BEIJING: While Huawei’s founder brushes aside a US ban against his company, the telecom giant’s employees have been less sanguine, confessing fears for their future in online chat rooms.
Huawei CEO Ren Zhengfei declared this week the company has a hoard of microchips and the ability to make its own in order to withstand a potentially crippling US ban on using American components and software in its products.
“If you really want to know what’s going on with us, you can visit our Xinsheng Community,” Ren told Chinese media, alluding to Huawei’s internal forum partially open to viewers outside the company.
But a peek into Xinsheng shows his words have not reassured everyone within the Shenzhen-based company.
“During difficult times, what should we do as individuals?” posted an employee under the handle Xiao Feng on Thursday.
“At home reduce your debts and maintain enough cash,” Xiao Feng wrote.
“Make a plan for your financial assets and don’t be overly optimistic about your remuneration and income.”
This week Google, whose Android operating system powers most of the world’s smartphones, said it would cut ties with Huawei as a result of the ban.
Another critical partner, ARM Holdings — a British designer of semiconductors owned by Japanese group Softbank — said it was complying with the US restrictions.
“On its own Huawei can’t resolve this problem, we need to seek support from government policy,” one unnamed employee wrote last week, in a post that received dozens of likes and replies.
The employee outlined a plan for China to block off its smartphone market from all American components much in the same way Beijing fostered its Internet tech giants behind a “Great Firewall” that keeps out Google, Facebook, Twitter and dozens of other foreign companies.
“Our domestic market is big enough, we can use this opportunity to build up domestic suppliers and our ecosystem,” the employee wrote.
For his part, Ren advocated the opposite response in his interview with Chinese media.
“We should not promote populism; populism is detrimental to the country,” he said, noting that his family uses Apple products.
Other employees strategized ways to circumvent the US ban.
One advocated turning to Alibaba’s e-commerce platform Taobao to buy the needed components.
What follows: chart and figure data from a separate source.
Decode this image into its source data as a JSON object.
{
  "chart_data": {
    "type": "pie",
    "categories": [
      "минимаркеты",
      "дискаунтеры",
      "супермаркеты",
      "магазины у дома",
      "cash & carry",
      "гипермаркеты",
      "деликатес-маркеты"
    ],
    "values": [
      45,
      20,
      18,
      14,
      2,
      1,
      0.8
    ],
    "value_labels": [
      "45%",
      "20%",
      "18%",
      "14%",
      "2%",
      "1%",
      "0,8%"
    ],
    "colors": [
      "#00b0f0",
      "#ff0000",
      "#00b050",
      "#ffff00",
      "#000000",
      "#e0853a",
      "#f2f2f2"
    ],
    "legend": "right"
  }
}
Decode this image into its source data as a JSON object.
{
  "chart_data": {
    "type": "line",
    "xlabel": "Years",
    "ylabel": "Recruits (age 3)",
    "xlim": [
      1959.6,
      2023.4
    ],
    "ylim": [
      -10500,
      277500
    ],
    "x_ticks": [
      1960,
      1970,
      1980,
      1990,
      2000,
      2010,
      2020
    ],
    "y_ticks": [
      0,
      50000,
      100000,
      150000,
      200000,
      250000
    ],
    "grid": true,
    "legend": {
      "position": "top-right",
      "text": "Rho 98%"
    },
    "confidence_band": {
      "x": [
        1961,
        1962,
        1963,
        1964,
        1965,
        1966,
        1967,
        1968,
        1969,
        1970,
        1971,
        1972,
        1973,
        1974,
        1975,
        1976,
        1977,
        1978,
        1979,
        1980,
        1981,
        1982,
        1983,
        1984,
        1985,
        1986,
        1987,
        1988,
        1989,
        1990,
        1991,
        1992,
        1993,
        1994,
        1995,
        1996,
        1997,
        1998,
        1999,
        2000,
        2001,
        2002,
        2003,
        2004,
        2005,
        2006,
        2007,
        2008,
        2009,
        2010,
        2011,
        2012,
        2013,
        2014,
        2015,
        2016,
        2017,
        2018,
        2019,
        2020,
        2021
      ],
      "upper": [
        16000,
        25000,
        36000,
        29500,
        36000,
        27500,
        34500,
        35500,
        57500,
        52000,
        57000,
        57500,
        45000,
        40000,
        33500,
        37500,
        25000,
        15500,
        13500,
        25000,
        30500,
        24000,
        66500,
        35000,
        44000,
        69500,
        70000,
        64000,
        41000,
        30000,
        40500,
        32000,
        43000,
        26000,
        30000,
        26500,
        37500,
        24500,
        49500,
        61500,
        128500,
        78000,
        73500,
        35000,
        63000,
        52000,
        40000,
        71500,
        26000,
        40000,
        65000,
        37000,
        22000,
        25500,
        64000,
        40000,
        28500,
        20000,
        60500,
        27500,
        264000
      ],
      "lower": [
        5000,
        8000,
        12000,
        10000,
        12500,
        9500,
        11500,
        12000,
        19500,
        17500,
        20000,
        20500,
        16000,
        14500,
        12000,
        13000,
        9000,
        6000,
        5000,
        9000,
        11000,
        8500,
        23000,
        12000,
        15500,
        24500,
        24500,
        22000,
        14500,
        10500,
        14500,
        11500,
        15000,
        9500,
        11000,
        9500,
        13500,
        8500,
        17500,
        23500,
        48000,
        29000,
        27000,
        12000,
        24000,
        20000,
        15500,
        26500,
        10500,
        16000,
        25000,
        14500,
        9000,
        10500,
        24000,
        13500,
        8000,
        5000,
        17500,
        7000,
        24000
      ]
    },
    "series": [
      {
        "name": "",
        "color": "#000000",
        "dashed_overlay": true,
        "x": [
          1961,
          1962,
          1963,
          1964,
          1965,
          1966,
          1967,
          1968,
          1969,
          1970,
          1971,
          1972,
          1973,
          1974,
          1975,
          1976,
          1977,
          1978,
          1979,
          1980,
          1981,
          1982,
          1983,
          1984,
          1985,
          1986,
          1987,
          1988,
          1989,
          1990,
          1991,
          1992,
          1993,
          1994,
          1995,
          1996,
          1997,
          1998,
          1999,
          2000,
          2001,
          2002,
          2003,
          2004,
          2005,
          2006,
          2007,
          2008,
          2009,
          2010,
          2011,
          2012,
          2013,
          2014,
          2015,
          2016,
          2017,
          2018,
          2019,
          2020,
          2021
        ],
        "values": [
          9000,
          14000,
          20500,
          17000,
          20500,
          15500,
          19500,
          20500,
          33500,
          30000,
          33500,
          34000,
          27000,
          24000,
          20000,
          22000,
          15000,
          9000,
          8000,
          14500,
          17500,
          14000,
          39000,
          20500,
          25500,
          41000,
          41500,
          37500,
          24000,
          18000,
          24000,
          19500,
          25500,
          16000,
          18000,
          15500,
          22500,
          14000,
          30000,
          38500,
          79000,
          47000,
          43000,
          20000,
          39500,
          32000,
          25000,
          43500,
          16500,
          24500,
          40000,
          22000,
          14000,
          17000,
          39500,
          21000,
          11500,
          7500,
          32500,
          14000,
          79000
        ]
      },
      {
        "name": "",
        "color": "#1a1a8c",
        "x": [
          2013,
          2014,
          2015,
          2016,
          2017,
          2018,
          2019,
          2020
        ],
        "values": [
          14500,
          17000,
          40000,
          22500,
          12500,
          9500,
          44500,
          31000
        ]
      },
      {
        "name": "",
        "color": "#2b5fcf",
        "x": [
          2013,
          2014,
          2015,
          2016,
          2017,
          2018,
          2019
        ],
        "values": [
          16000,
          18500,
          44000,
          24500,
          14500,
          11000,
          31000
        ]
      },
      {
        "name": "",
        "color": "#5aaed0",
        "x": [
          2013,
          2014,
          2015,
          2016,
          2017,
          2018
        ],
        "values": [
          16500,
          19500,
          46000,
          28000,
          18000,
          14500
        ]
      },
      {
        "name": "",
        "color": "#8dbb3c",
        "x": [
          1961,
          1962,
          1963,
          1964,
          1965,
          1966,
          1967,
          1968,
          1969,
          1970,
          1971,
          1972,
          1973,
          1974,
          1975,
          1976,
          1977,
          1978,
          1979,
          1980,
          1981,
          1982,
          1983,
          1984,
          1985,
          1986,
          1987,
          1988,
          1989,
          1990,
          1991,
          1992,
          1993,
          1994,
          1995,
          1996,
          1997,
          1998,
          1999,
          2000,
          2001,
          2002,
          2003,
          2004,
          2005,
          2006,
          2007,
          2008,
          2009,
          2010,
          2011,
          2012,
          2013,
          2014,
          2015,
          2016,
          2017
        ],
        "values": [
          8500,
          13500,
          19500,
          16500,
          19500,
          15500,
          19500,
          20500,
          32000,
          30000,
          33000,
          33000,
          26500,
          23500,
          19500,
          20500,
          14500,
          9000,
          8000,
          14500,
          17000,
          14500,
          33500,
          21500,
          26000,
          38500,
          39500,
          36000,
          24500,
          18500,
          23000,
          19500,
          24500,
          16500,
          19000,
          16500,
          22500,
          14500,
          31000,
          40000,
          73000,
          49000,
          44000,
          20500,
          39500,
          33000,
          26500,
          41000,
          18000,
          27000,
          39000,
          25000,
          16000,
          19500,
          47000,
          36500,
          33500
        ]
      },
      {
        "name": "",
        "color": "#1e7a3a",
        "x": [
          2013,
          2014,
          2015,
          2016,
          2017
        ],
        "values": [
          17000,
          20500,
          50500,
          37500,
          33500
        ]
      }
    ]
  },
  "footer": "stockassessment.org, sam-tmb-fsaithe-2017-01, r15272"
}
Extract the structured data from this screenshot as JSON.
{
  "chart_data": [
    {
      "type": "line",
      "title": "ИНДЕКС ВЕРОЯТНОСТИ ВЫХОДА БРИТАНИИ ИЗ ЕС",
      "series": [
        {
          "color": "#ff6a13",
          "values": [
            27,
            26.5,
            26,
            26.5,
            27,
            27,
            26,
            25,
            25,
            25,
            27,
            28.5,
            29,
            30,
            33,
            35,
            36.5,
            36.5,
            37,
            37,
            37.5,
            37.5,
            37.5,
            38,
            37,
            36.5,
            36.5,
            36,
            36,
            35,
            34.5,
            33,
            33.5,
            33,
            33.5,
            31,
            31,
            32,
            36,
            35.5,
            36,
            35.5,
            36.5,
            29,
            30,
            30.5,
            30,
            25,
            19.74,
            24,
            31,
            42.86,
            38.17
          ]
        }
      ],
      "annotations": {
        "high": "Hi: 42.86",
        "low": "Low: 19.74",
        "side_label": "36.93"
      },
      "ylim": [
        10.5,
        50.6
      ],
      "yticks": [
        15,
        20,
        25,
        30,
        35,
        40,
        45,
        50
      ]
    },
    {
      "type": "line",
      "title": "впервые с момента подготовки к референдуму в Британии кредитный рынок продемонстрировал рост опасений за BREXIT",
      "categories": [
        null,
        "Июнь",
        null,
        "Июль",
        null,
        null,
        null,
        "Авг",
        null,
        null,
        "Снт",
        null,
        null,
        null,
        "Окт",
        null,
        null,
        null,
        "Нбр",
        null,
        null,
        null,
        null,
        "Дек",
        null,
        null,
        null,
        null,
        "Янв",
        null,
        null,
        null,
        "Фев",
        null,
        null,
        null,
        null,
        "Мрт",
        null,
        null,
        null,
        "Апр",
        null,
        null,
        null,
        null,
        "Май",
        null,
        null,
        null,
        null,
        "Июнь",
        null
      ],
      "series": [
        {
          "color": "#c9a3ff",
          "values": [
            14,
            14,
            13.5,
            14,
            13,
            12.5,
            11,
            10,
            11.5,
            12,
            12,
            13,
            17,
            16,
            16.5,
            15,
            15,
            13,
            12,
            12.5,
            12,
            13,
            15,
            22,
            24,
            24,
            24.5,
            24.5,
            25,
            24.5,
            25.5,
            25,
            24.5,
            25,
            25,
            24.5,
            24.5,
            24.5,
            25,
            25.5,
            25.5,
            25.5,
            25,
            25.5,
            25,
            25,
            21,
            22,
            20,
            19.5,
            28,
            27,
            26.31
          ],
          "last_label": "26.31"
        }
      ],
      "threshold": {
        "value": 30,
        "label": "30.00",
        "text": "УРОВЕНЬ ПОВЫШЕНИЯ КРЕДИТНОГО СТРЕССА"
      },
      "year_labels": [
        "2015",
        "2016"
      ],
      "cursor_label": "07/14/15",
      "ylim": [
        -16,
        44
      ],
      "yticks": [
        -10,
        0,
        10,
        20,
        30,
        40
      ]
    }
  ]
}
Another dangled the prospect of setting up dozens of new companies to make purchases from US suppliers.
Many denounced the US and proposed China ban McDonald’s, Coca-Cola and all-American movies and TV shows.
“First time posting under my real name: we must do our jobs well, advance and retreat with our company,” said an employee named Xu Jin.
The tech ban caps months of US effort to isolate Huawei, whose equipment Washington fears could be used as a Trojan horse by Chinese intelligence services.
Still, last week Trump indicated he was willing to include a fix for Huawei in a trade deal that the two economic giants have struggled to seal and US officials issued a 90-day reprieve on the ban.
In Xinsheng, an employee with the handle Youxin lamented: “I want to advance and retreat alongside the company, but then my boss told me to pack up and go,” followed by two sad-face emoticons.